What the new Google AI search box can do
The upgraded search box is rolling out in all countries and languages where AI Mode is available, and it works across desktop and mobile. Google says users can search with text, images, files, videos, and even Chrome tabs, which is about as close as search gets to becoming a universal input field. Follow-up questions from AI Overviews can now flow straight into AI Mode, so the jump from answer to conversation is less clunky than before.
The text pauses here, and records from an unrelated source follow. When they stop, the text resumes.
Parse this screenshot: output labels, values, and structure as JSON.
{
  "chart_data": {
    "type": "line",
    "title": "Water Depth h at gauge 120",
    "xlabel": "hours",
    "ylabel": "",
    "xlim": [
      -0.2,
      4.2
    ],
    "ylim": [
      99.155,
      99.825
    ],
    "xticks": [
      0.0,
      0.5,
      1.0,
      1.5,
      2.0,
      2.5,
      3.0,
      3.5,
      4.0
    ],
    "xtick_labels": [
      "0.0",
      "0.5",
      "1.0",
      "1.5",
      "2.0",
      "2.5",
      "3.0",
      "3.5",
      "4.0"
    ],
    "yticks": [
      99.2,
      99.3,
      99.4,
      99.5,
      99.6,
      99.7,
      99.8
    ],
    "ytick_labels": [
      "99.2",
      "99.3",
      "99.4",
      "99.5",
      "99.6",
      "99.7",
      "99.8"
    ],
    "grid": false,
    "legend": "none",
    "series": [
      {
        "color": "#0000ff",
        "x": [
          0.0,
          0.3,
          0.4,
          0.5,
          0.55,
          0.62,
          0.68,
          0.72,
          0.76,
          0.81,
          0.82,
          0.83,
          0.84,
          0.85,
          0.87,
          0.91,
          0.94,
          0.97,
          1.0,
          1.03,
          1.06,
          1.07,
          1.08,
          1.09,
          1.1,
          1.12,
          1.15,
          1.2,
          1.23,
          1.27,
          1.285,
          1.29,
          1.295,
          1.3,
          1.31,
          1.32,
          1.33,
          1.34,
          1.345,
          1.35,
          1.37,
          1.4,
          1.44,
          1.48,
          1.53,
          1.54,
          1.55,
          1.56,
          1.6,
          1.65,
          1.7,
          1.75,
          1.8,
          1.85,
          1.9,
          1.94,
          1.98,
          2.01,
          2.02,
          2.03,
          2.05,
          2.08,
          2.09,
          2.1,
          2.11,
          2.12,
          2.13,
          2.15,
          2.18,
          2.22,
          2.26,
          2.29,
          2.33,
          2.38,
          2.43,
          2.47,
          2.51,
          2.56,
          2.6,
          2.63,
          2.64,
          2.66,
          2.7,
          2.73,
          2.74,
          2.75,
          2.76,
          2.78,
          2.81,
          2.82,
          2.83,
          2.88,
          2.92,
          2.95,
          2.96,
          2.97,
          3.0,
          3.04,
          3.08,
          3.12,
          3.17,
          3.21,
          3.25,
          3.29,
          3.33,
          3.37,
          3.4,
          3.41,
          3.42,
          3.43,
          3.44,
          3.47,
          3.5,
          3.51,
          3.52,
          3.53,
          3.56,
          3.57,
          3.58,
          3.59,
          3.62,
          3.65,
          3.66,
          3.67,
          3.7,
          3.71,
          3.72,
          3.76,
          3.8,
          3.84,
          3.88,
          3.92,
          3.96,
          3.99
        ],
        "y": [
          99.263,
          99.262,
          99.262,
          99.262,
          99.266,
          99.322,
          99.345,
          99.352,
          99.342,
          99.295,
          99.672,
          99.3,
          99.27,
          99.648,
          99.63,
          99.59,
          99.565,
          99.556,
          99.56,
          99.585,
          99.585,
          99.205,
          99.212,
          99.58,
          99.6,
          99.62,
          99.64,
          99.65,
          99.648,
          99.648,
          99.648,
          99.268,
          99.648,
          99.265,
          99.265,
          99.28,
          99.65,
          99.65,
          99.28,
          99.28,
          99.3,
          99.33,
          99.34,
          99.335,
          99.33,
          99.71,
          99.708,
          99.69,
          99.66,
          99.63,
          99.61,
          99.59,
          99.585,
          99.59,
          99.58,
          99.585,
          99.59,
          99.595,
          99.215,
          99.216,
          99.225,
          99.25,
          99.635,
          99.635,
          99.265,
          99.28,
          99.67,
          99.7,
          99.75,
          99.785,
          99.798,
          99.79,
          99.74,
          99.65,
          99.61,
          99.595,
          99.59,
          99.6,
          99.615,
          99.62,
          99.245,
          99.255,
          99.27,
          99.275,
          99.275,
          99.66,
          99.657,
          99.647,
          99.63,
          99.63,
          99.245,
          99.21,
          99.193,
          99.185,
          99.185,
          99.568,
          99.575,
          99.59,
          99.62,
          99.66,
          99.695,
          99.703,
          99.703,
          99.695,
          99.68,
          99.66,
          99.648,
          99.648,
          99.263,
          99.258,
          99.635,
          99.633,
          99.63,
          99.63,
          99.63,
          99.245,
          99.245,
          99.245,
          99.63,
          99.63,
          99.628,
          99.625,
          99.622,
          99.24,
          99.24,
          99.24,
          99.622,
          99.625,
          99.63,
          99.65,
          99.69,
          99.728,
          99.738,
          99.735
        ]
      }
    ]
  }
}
- Default model: Gemini 3.5 Flash
- Inputs: text, images, files, videos, and Chrome tabs
- Availability: desktop and mobile, globally, where AI Mode is available
Google AI Pro and Ultra perks
Google is also widening its agent plans. Search agents for Google AI Pro and Ultra subscribers are set to arrive this summer, running in the background to keep tabs on what users need and surfacing updates as they go. In the US, agentic booking is also expanding this summer to cover more tasks, including local experiences and services, and Google can call businesses on a user’s behalf for select categories such as home repair and beauty.
That split is classic Google: the core search experience gets the broad rollout, while the more hands-on assistant features sit behind premium plans or launch more narrowly. It is also a reminder that the company still thinks the real money is in services layered on top of search, not in search alone.
Personal Intelligence reaches 200 countries
Personal Intelligence in AI Mode is also expanding to more people in about 200 countries and territories in 98 languages, with no subscription required. Users can connect Gmail and Google Photos, which gives the assistant more personal context without forcing them into a paid tier. That is the kind of move that makes competitors nervous: once an assistant knows your inbox, your photos, and your habits, switching costs stop being theoretical.
The bigger question is whether people will actually prefer this over the old search muscle memory. Google clearly thinks the answer is yes, and with the search bar now acting more like a guided AI interface than a blunt text field, it may be right sooner than a lot of skeptics expect.